Made a brief stopover at Ruifeng Night Market, where we saw some hilarious Angry Bird and "Angry Sponge" shirts, as well as some gorgeous leather bags;

Made plans to hang out with my host family tomorrow, after a stop at another stationary store and Dream Mall, and made tentative plans to KTV afterwards.

So "full" is not an understatement--this is just the outline! In other news, my plans for tomorrow begin at 10am, and I am therefore going to sleep.


Saturday, March 3, 2012

Three Continents, Still Running

Clothes fly about, flung from arm to arm to table to floor. A hat catches a gust of wind and flies off, and the air erupts in screaming.

"快點, 快點!"
"女生, 加油, 男生, 加油!"
"Hurry, hurry! What do you say?"

"Jack."
"What?"
"Jack."
"It's my jacket?"
"It's my jacket."
"Good! Now go back!"

The boy ran back towards the back of the classroom to disrobe so his next teammate could take his place. And so it went, cheering, changing, speaking, running.
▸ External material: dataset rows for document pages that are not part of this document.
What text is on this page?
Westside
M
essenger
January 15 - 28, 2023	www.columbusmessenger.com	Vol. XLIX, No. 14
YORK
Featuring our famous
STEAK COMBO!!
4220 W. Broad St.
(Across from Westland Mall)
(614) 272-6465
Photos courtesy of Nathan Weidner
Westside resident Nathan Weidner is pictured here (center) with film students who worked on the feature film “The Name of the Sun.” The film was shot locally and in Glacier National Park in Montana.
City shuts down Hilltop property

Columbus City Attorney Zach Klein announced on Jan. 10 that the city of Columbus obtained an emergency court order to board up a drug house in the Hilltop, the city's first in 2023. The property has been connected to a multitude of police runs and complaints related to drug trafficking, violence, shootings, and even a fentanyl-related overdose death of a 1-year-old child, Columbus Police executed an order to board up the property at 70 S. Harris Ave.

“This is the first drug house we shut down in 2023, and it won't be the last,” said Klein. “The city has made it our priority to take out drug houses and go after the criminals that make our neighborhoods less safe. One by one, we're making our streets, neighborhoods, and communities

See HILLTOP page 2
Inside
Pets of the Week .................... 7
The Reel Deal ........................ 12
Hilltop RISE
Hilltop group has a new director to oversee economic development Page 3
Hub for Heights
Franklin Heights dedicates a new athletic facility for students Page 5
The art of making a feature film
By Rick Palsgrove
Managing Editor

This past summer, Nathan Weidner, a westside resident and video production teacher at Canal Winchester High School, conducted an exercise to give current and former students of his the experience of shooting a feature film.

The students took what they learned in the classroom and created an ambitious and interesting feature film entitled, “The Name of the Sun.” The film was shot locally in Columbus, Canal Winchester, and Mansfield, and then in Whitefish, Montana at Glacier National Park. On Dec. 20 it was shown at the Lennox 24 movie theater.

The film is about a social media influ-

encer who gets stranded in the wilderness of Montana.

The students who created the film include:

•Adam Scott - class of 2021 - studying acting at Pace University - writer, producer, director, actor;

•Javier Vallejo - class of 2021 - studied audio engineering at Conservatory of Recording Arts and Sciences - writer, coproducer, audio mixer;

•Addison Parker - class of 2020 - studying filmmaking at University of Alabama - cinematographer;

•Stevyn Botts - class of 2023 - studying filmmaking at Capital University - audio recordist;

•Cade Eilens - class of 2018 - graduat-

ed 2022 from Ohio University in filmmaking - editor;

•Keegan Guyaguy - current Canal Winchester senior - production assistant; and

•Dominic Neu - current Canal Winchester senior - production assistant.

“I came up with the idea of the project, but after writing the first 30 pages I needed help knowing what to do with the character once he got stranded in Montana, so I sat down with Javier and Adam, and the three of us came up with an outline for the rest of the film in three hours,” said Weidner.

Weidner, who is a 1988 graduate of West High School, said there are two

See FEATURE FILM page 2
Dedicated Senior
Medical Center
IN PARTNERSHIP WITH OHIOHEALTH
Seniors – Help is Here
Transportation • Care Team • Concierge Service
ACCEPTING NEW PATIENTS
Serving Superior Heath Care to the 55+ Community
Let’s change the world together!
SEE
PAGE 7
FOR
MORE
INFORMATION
It's a classic, really, the clothes relay race, and I've now played it on three continents: North America, obviously, South America (I led a VBS featuring this game at my aunt and uncle's orphanage in Bolivia when I was 16), and, now, Asia. I would have to say this game is one of the Great Universal Truths in the world, except, to make it more accurate, one of the Great Universal Funs. (Maybe less catchy, though.)

And, since our 5th graders at Qingshan are learning articles of clothing and personal pronouns, it was the perfect game to reinforce sentences like "It's my hat," or "It's my jacket"--which they had to say before running back to change.

As a bonus, it gave way to pictures like these:




And also videos like this (our first, leisurely attempt, including a hilariously showboat-y participant, Willy):


And this (a later version, more hectic and more fun--sorry for my poor videography, though):

There are more installments to this game I could show you, were it not for Youtube's notoriously slow uploads tonight--hour and a half for that second clip--which show Patty blocking the boys' path and some of my most vocal girls complaining (as they always do) that the game was somehow unfair. But you get the adorable point, don't you?

And now, I give you take 2 on yesterday's mystery, which I've decided probably deserves its own label. So here they are, today's T-sihtrs from Taiwan! (Yes, the spelling is intentional. Come on, people!)

If you can't read it, this says "Denim & Bump Monstar." I have no idea why.

This is Jesse. He is adorable. He also happens to be wearing a second Grany Bigrs shirt. No, he is not the student I wrote about yesterday, and no, he does not have the same shirt as the other boy--this is an entirely different shirt with an entirely different image, which is still labeled, quite clearly, "Grany Bigrs."